I have the privilege of traveling a lot, mostly to judge dance competitions. I remember having a transformative moment of enlightenment once in a hotel elevator, of all places. The elevator was quite slow, slow enough for me to have this transformative experience that I’ll lay out for you here. All these thoughts happened in a matter of seconds.
I tend to overpack for travel. This impulse I think is driven by anxiety, or to be more accurate, a fear of experiencing anxiety should I get to my destination and then discover I am somehow unprepared in the clothes department. What if everyone wants to go to a fancy dinner? What if we hang out in someone’s room and order pizza but I only have two levels of outfit: business and pajamas with nothing in between? You know how stressful this kind of planning can be. So even though I was just traveling for the weekend, my travel bag was an incredibly heavy burden.
In the elevator, I happened to notice that I was doing something that struck me as incredibly odd. I was holding onto that heavy burden of baggage, wishing that the elevator would go faster. An internal voice chided me: “Put it down, stupid.” I set the weekend bag down on the elevator floor and waited.
I was struck by two feelings: first, the feeling of relief and freedom from setting down the bag, and, second, the overwhelming urge to immediately pick it back up again. Where was this second urge coming from?
I realized that several issues were coming into play in this one moment. There was an instinct to control the situation–that having the bag in my hand meant that it was clearly in my possession (not that there was any threat, mind you). But also, there was a level of anticipatory anxiety as I approached my floor. I felt I needed to be ready to escape the elevator the moment the doors opened and that to reach down and pick up my bag might cost me valuable milliseconds.

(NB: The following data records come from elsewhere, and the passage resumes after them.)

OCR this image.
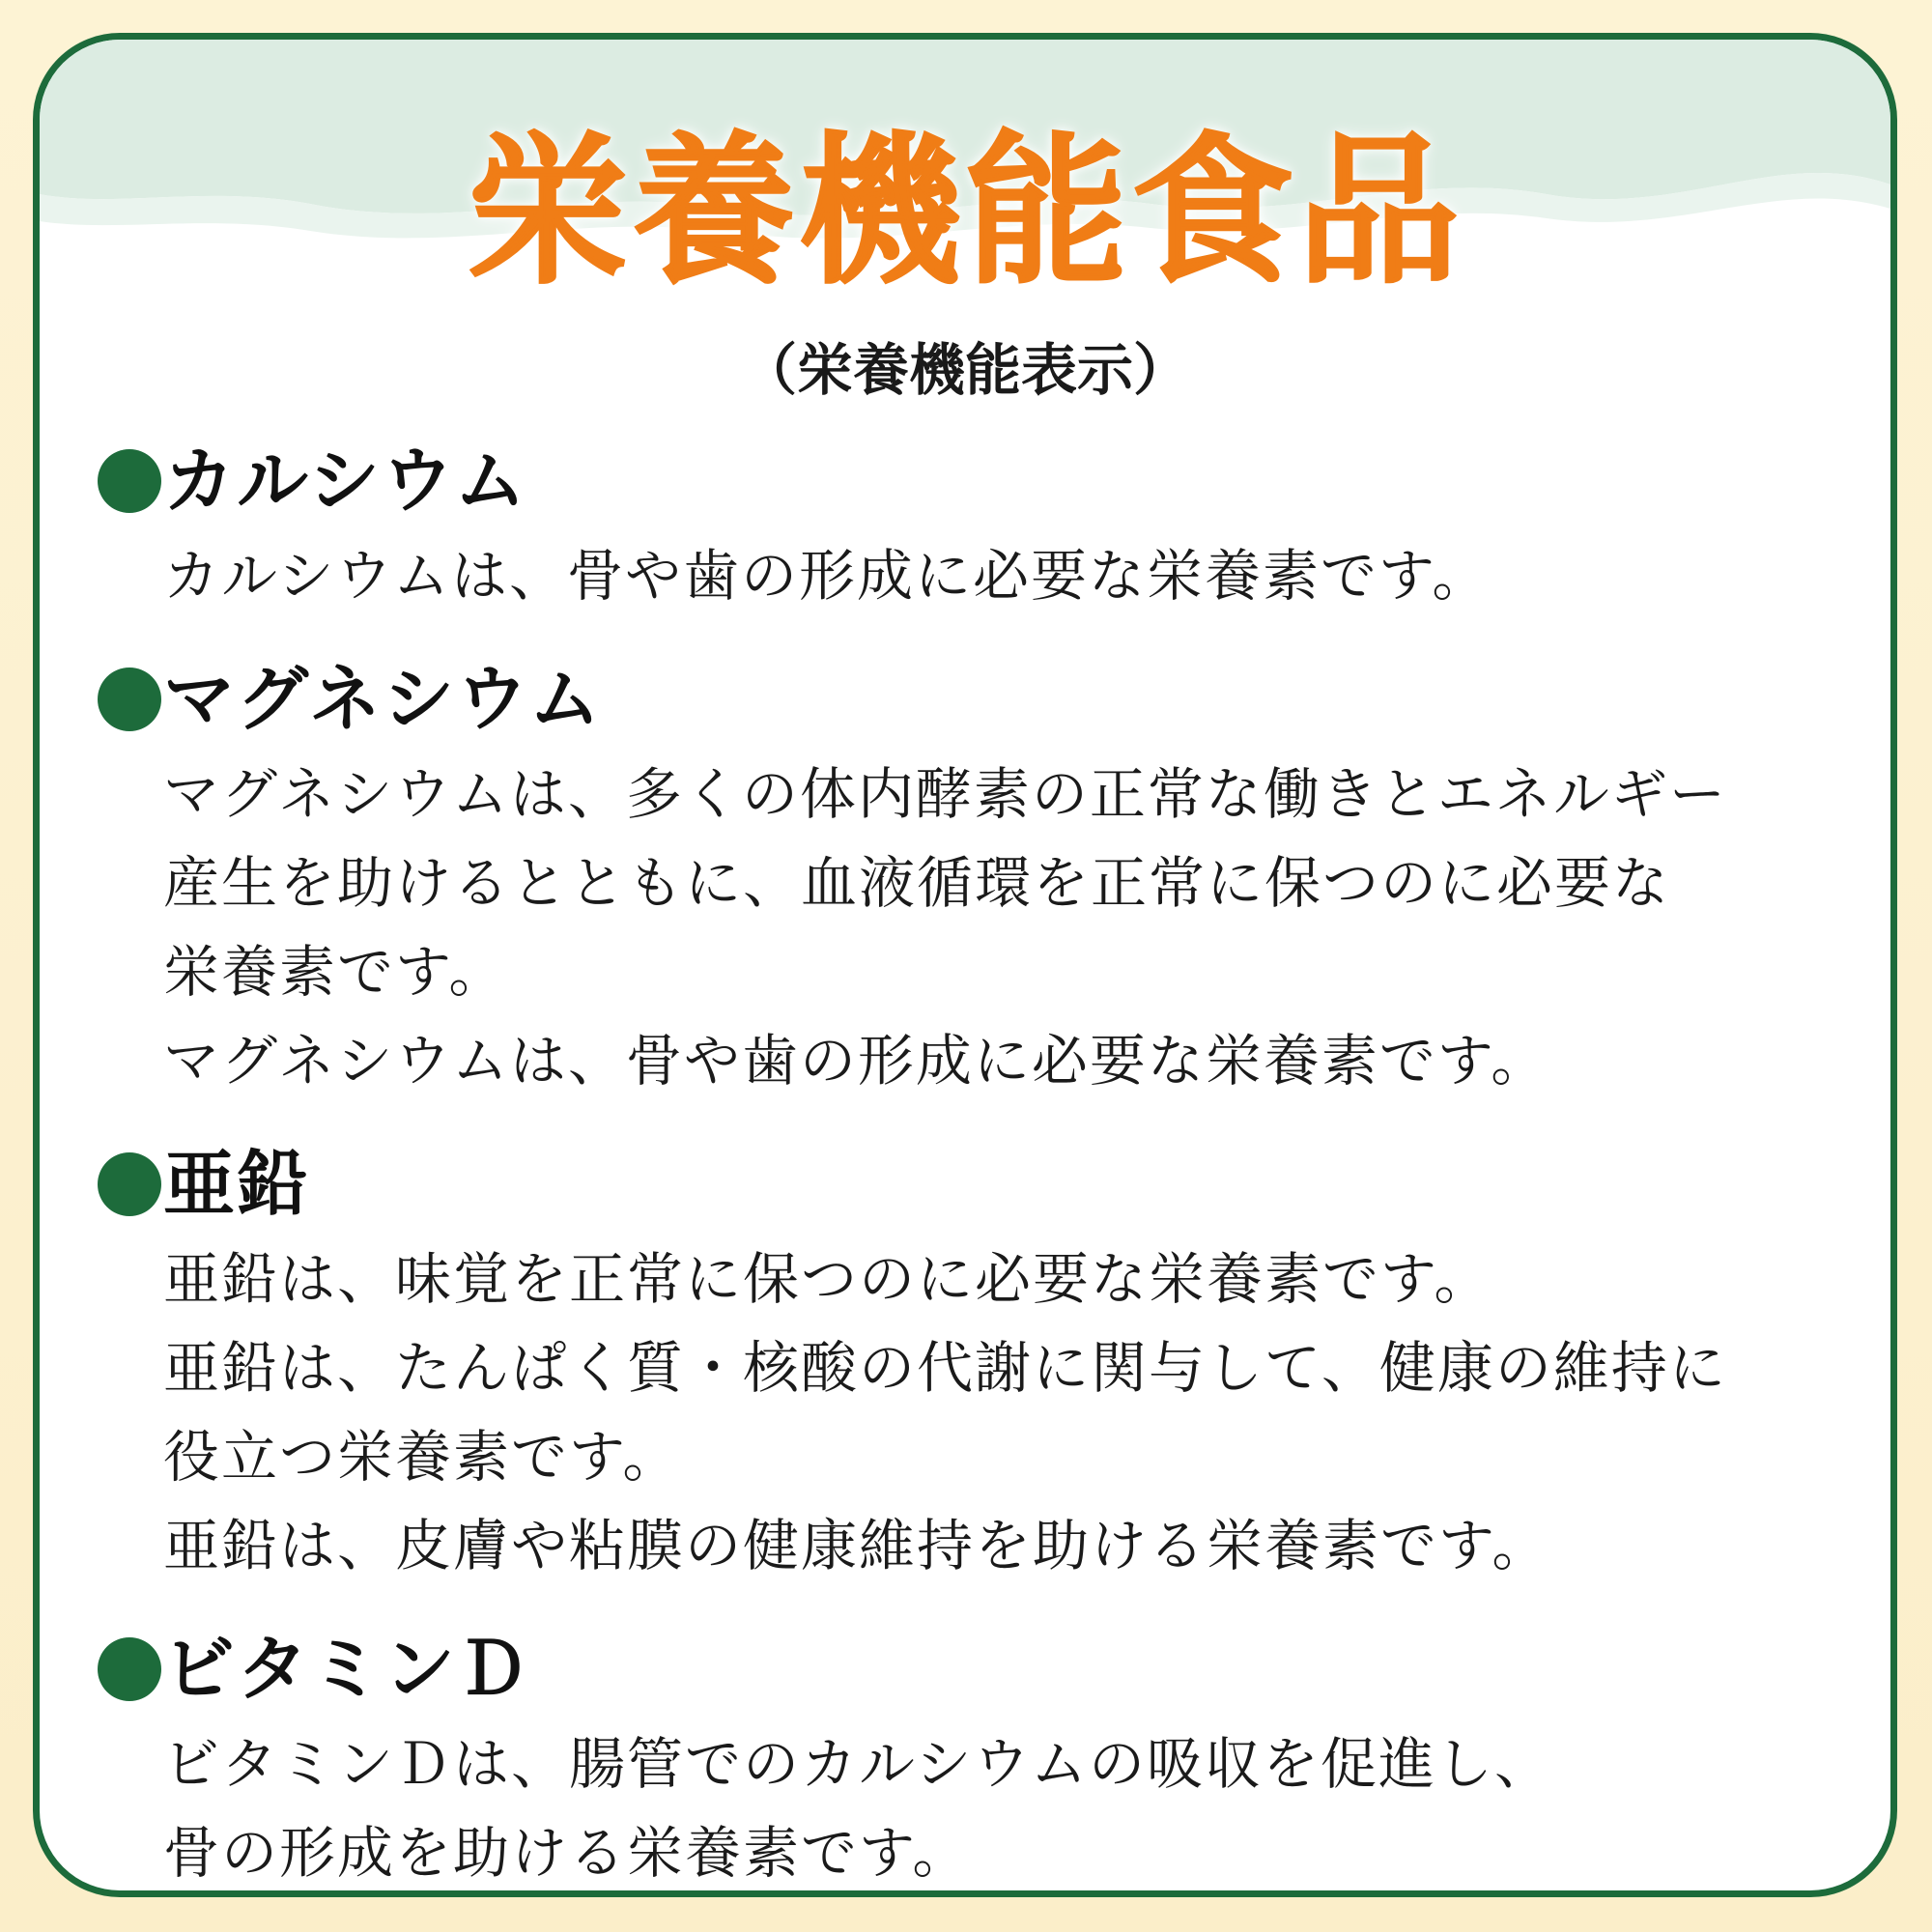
栄養機能食品
（栄養機能表示）
カルシウム
カルシウムは、骨や歯の形成に必要な栄養素です。
マグネシウム
マグネシウムは、多くの体内酵素の正常な働きとエネルギー
産生を助けるとともに、血液循環を正常に保つのに必要な
栄養素です。
マグネシウムは、骨や歯の形成に必要な栄養素です。
亜鉛
亜鉛は、味覚を正常に保つのに必要な栄養素です。
亜鉛は、たんぱく質・核酸の代謝に関与して、健康の維持に
役立つ栄養素です。
亜鉛は、皮膚や粘膜の健康維持を助ける栄養素です。
ビタミンＤ
ビタミンＤは、腸管でのカルシウムの吸収を促進し、
骨の形成を助ける栄養素です。
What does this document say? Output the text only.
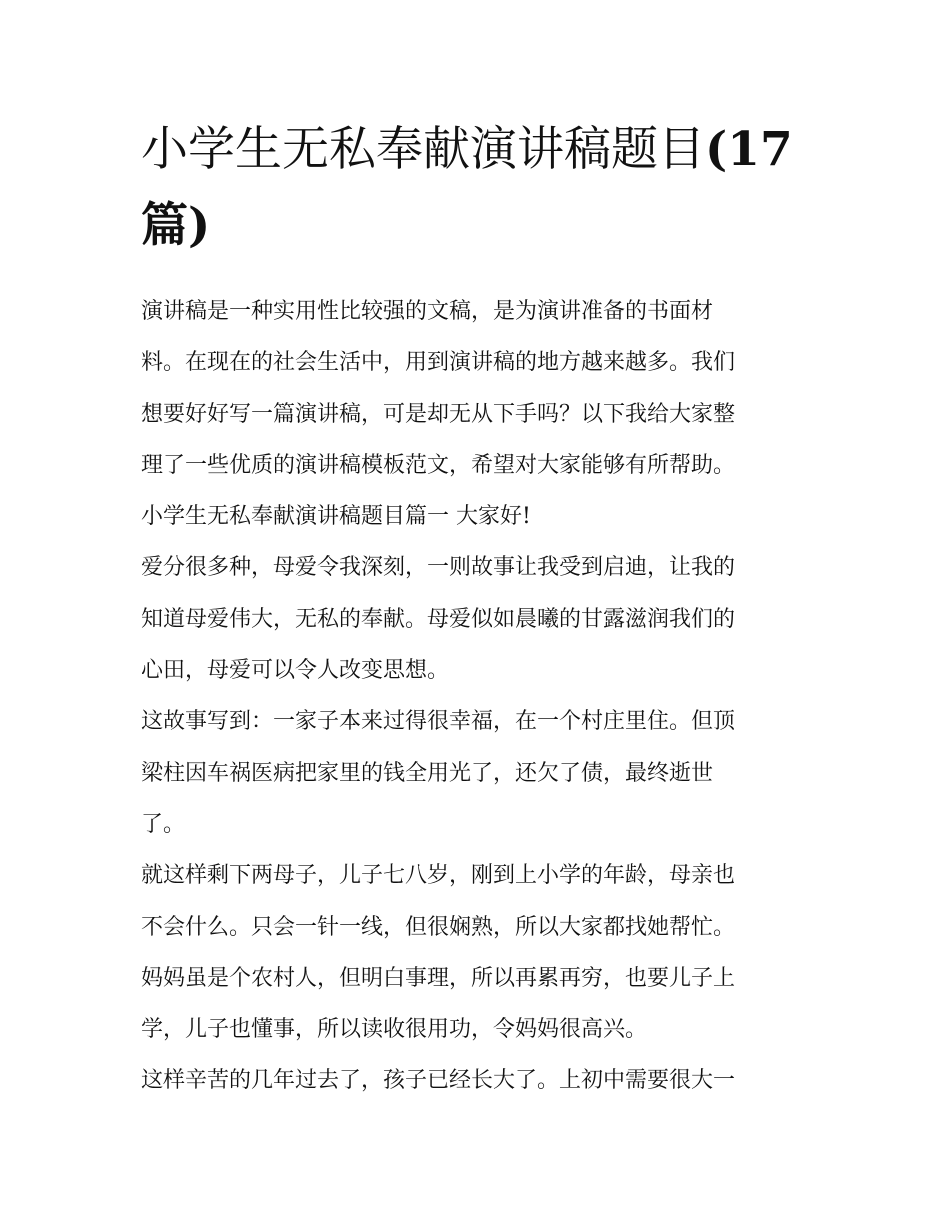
小学生无私奉献演讲稿题目(17
篇)

演讲稿是一种实用性比较强的文稿，是为演讲准备的书面材
料。在现在的社会生活中，用到演讲稿的地方越来越多。我们
想要好好写一篇演讲稿，可是却无从下手吗？以下我给大家整
理了一些优质的演讲稿模板范文，希望对大家能够有所帮助。

小学生无私奉献演讲稿题目篇一 大家好!

爱分很多种，母爱令我深刻，一则故事让我受到启迪，让我的
知道母爱伟大，无私的奉献。母爱似如晨曦的甘露滋润我们的
心田，母爱可以令人改变思想。

这故事写到：一家子本来过得很幸福，在一个村庄里住。但顶
梁柱因车祸医病把家里的钱全用光了，还欠了债，最终逝世
了。

就这样剩下两母子，儿子七八岁，刚到上小学的年龄，母亲也
不会什么。只会一针一线，但很娴熟，所以大家都找她帮忙。
妈妈虽是个农村人，但明白事理，所以再累再穷，也要儿子上
学，儿子也懂事，所以读收很用功，令妈妈很高兴。

这样辛苦的几年过去了，孩子已经长大了。上初中需要很大一
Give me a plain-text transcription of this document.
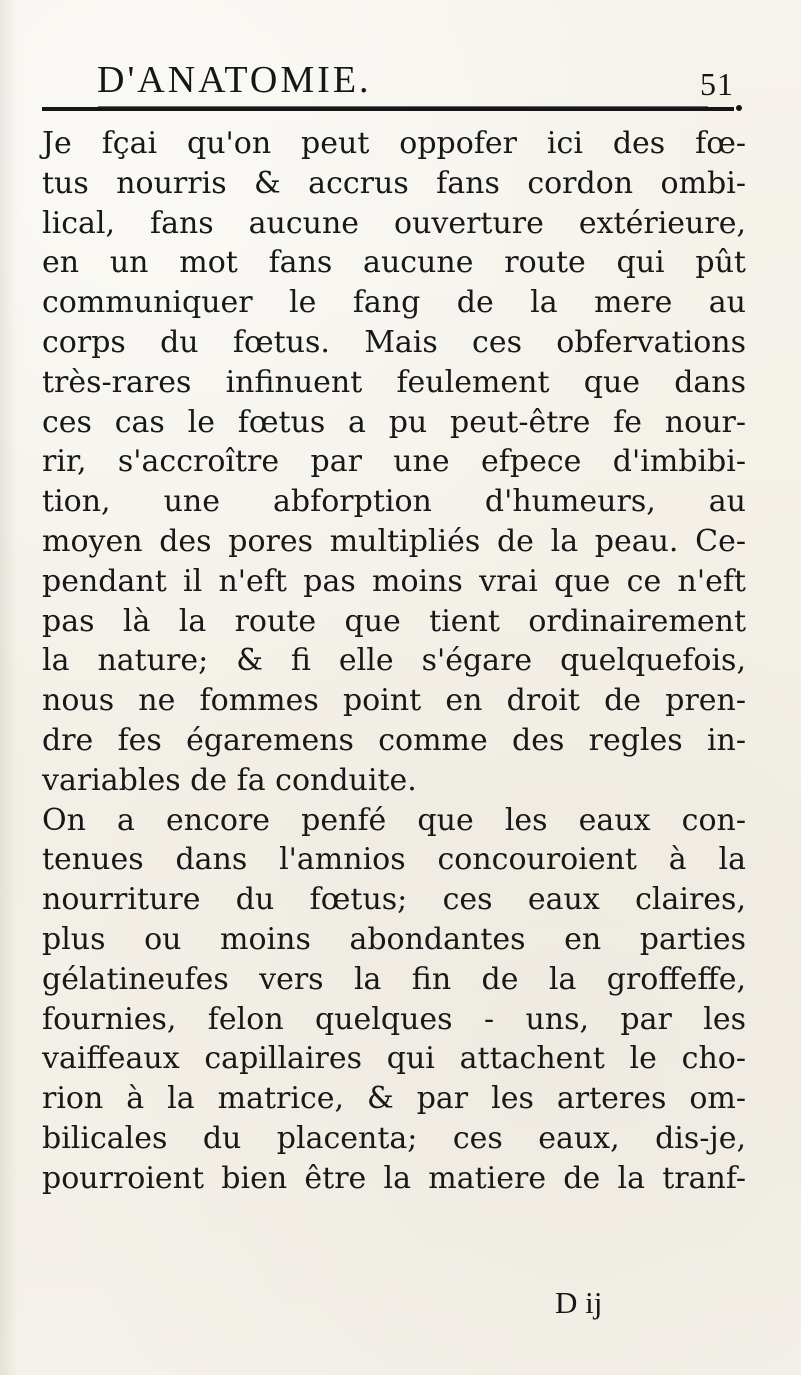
D'ANATOMIE.	51
Je fçai qu'on peut oppofer ici des fœ-
tus nourris & accrus fans cordon ombi-
lical, fans aucune ouverture extérieure,
en un mot fans aucune route qui pût
communiquer le fang de la mere au
corps du fœtus. Mais ces obfervations
très-rares infinuent feulement que dans
ces cas le fœtus a pu peut-être fe nour-
rir, s'accroître par une efpece d'imbibi-
tion, une abforption d'humeurs, au
moyen des pores multipliés de la peau. Ce-
pendant il n'eft pas moins vrai que ce n'eft
pas là la route que tient ordinairement
la nature; & fi elle s'égare quelquefois,
nous ne fommes point en droit de pren-
dre fes égaremens comme des regles in-
variables de fa conduite.
On a encore penfé que les eaux con-
tenues dans l'amnios concouroient à la
nourriture du fœtus; ces eaux claires,
plus ou moins abondantes en parties
gélatineufes vers la fin de la groffeffe,
fournies, felon quelques - uns, par les
vaiffeaux capillaires qui attachent le cho-
rion à la matrice, & par les arteres om-
bilicales du placenta; ces eaux, dis-je,
pourroient bien être la matiere de la tranf-
D ij
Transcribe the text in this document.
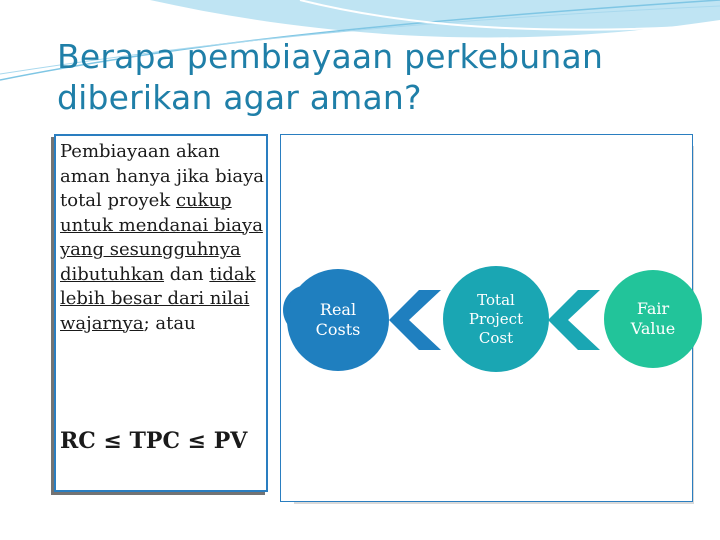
Berapa pembiayaan perkebunan diberikan agar aman?
Pembiayaan akan aman hanya jika biaya total proyek cukup untuk mendanai biaya yang sesungguhnya dibutuhkan dan tidak lebih besar dari nilai wajarnya; atau
RC ≤ TPC ≤ PV
Real
Costs
Total
Project
Cost
Fair
Value
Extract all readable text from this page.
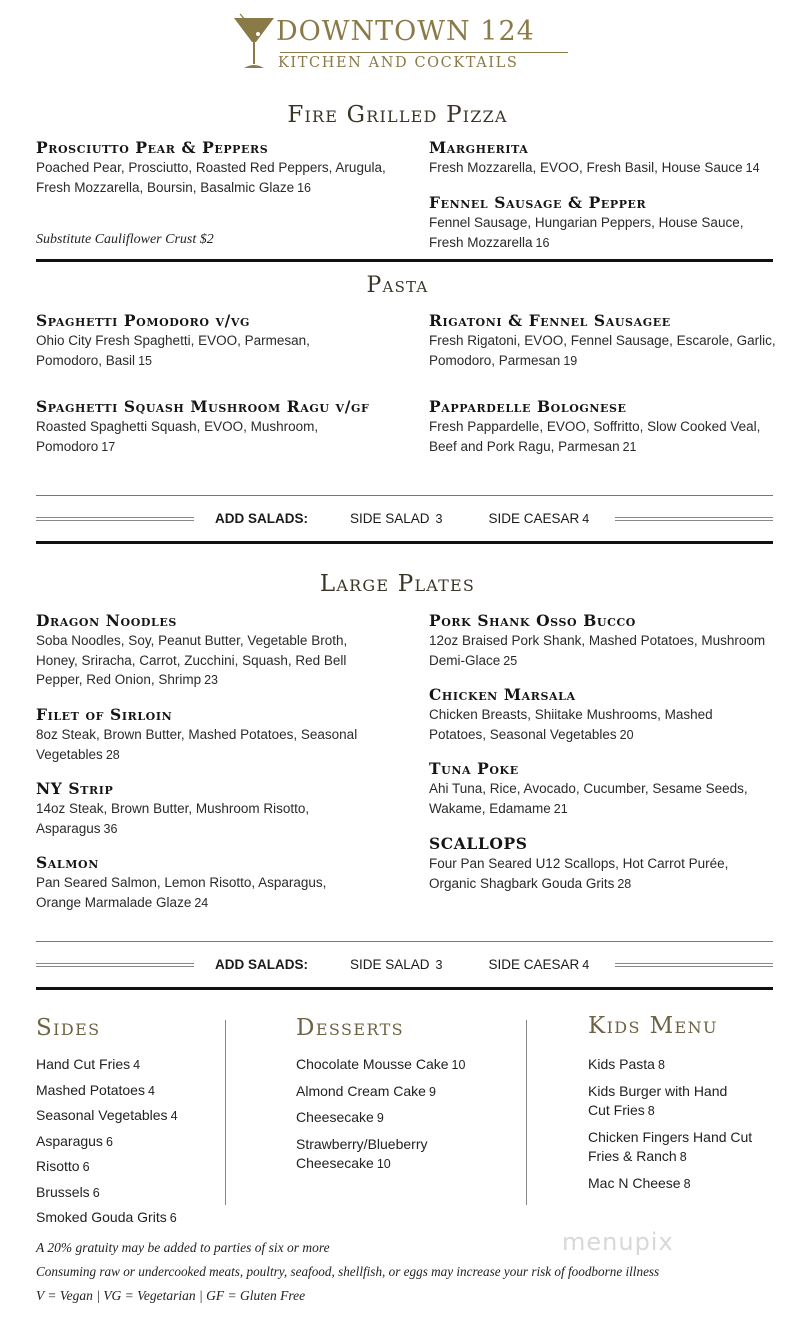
DOWNTOWN 124
KITCHEN AND COCKTAILS
Fire Grilled Pizza
Prosciutto Pear & Peppers
Poached Pear, Prosciutto, Roasted Red Peppers, Arugula, Fresh Mozzarella, Boursin, Basalmic Glaze 16
Margherita
Fresh Mozzarella, EVOO, Fresh Basil, House Sauce 14
Fennel Sausage & Pepper
Fennel Sausage, Hungarian Peppers, House Sauce, Fresh Mozzarella 16
Substitute Cauliflower Crust $2
Pasta
Spaghetti Pomodoro v/vg
Ohio City Fresh Spaghetti, EVOO, Parmesan, Pomodoro, Basil 15
Rigatoni & Fennel Sausagee
Fresh Rigatoni, EVOO, Fennel Sausage, Escarole, Garlic, Pomodoro, Parmesan 19
Spaghetti Squash Mushroom Ragu v/gf
Roasted Spaghetti Squash, EVOO, Mushroom, Pomodoro 17
Pappardelle Bolognese
Fresh Pappardelle, EVOO, Soffritto, Slow Cooked Veal, Beef and Pork Ragu, Parmesan 21
ADD SALADS:	SIDE SALAD 3	SIDE CAESAR 4
Large Plates
Dragon Noodles
Soba Noodles, Soy, Peanut Butter, Vegetable Broth, Honey, Sriracha, Carrot, Zucchini, Squash, Red Bell Pepper, Red Onion, Shrimp 23
Filet of Sirloin
8oz Steak, Brown Butter, Mashed Potatoes, Seasonal Vegetables 28
NY Strip
14oz Steak, Brown Butter, Mushroom Risotto, Asparagus 36
Salmon
Pan Seared Salmon, Lemon Risotto, Asparagus, Orange Marmalade Glaze 24
Pork Shank Osso Bucco
12oz Braised Pork Shank, Mashed Potatoes, Mushroom Demi-Glace 25
Chicken Marsala
Chicken Breasts, Shiitake Mushrooms, Mashed Potatoes, Seasonal Vegetables 20
Tuna Poke
Ahi Tuna, Rice, Avocado, Cucumber, Sesame Seeds, Wakame, Edamame 21
SCALLOPS
Four Pan Seared U12 Scallops, Hot Carrot Purée, Organic Shagbark Gouda Grits 28
ADD SALADS:	SIDE SALAD 3	SIDE CAESAR 4
Sides	Desserts	Kids Menu
Hand Cut Fries 4
Mashed Potatoes 4
Seasonal Vegetables 4
Asparagus 6
Risotto 6
Brussels 6
Smoked Gouda Grits 6
Chocolate Mousse Cake 10
Almond Cream Cake 9
Cheesecake 9
Strawberry/Blueberry Cheesecake 10
Kids Pasta 8
Kids Burger with Hand Cut Fries 8
Chicken Fingers Hand Cut Fries & Ranch 8
Mac N Cheese 8
A 20% gratuity may be added to parties of six or more
Consuming raw or undercooked meats, poultry, seafood, shellfish, or eggs may increase your risk of foodborne illness
V = Vegan | VG = Vegetarian | GF = Gluten Free
menupix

Another thought occurred to me on that brief but significant elevator ride. I became aware of the effort that it takes the elevator to lift a person (and their luggage) to another floor. And somehow, I thought that I might be helping to ease that burden by holding that bag in my hand rather than letting it rest on the elevator floor. My next thought was “That doesn’t make any sense,” because the weight transported by the elevator was the same whether I held the bag or set it down. It didn’t matter to the elevator (not that the elevator is a sentient being anyway). But I somehow felt that, ingrained in me from somewhere was this old belief that I should carry a burden that was my responsibility, whether that made sense of not. That I had packed that bag and it was now my job to carry it.
I realize how dramatic this minor situation sounds as I recount the thoughts in my head, but I share this with you because it’s a perfect microcosmic example of thought processes that occur to use over bigger and more important situations.
Worry, anxiety, fear, pressure, all those negative feelings are like my overstuffed weekend bag. They are heavy, they take a lot of work to carry around. And, perhaps most significantly, we feel a duty to carry them with us, even if they serve no purpose. Why do we carry that extra weight around?

I think it stems from some kind of false belief that we are more in control if our baggage is firmly in our possession. With those negative feelings of worry and anxiety, perhaps those are such familiar possessions to us that to set them down on the ground feels like a foreign and uncomfortable act. I always need to know my phone is in my possession. Are we the same with our negative emotions? We clutch them desperately, afraid we might be caught without them or some thief might make off with them the moment we let them out of our tight grasp. Note to self: let the thief take the anxiety.
Just like I feel the need to be holding the bag the moment the elevator doors open on my floor, we worry that some unexpected situation will arise and we will be left without our anxieties ready to go. I suppose that means that we believe they serve us somehow. But, really, anxieties do not serve us at all. They burden us. They inhibit our internal resources like our intelligence and creativity. They cause us to carry extra weight around that we don’t need. Set the bag down.
Perhaps even worse, we somehow feel that we have a duty to carry around negative emotions. Just like I had the misguided (though momentary) belief that I should shoulder the burden of my bag since I packed it, we often feel that negative emotions such as anxiety or worry or fear are our burdens to carry around. Often, they have become such familiar pieces of baggage that we cause ourselves more anxiety should we make the effort to set them down.
We simply need to make the effort to become more familiar with the positive sensations of relief, lightness, and freedom that become possible when we set down the baggage. And resist the urge to pick it back up.
We can practice becoming comfortable with the freedom and lightness that comes from relieving ourselves of that burden, at least temporarily. And then, when that positive sensation becomes more familiar to us, we might find it becoming more permanent.
While it takes a conscious effort on my part (practice so to speak) to just set my bag down for the elevator ride, I realize that it takes conscious effort to put down our negative emotions as well.
Put it down. You’ll be free from the burden. And the elevator won’t mind.
In one critically important sense, this metaphor fails because unlike baggage for a weekend trip, we are NEVER going to need our negative emotions. That’s baggage that we can toss out for good!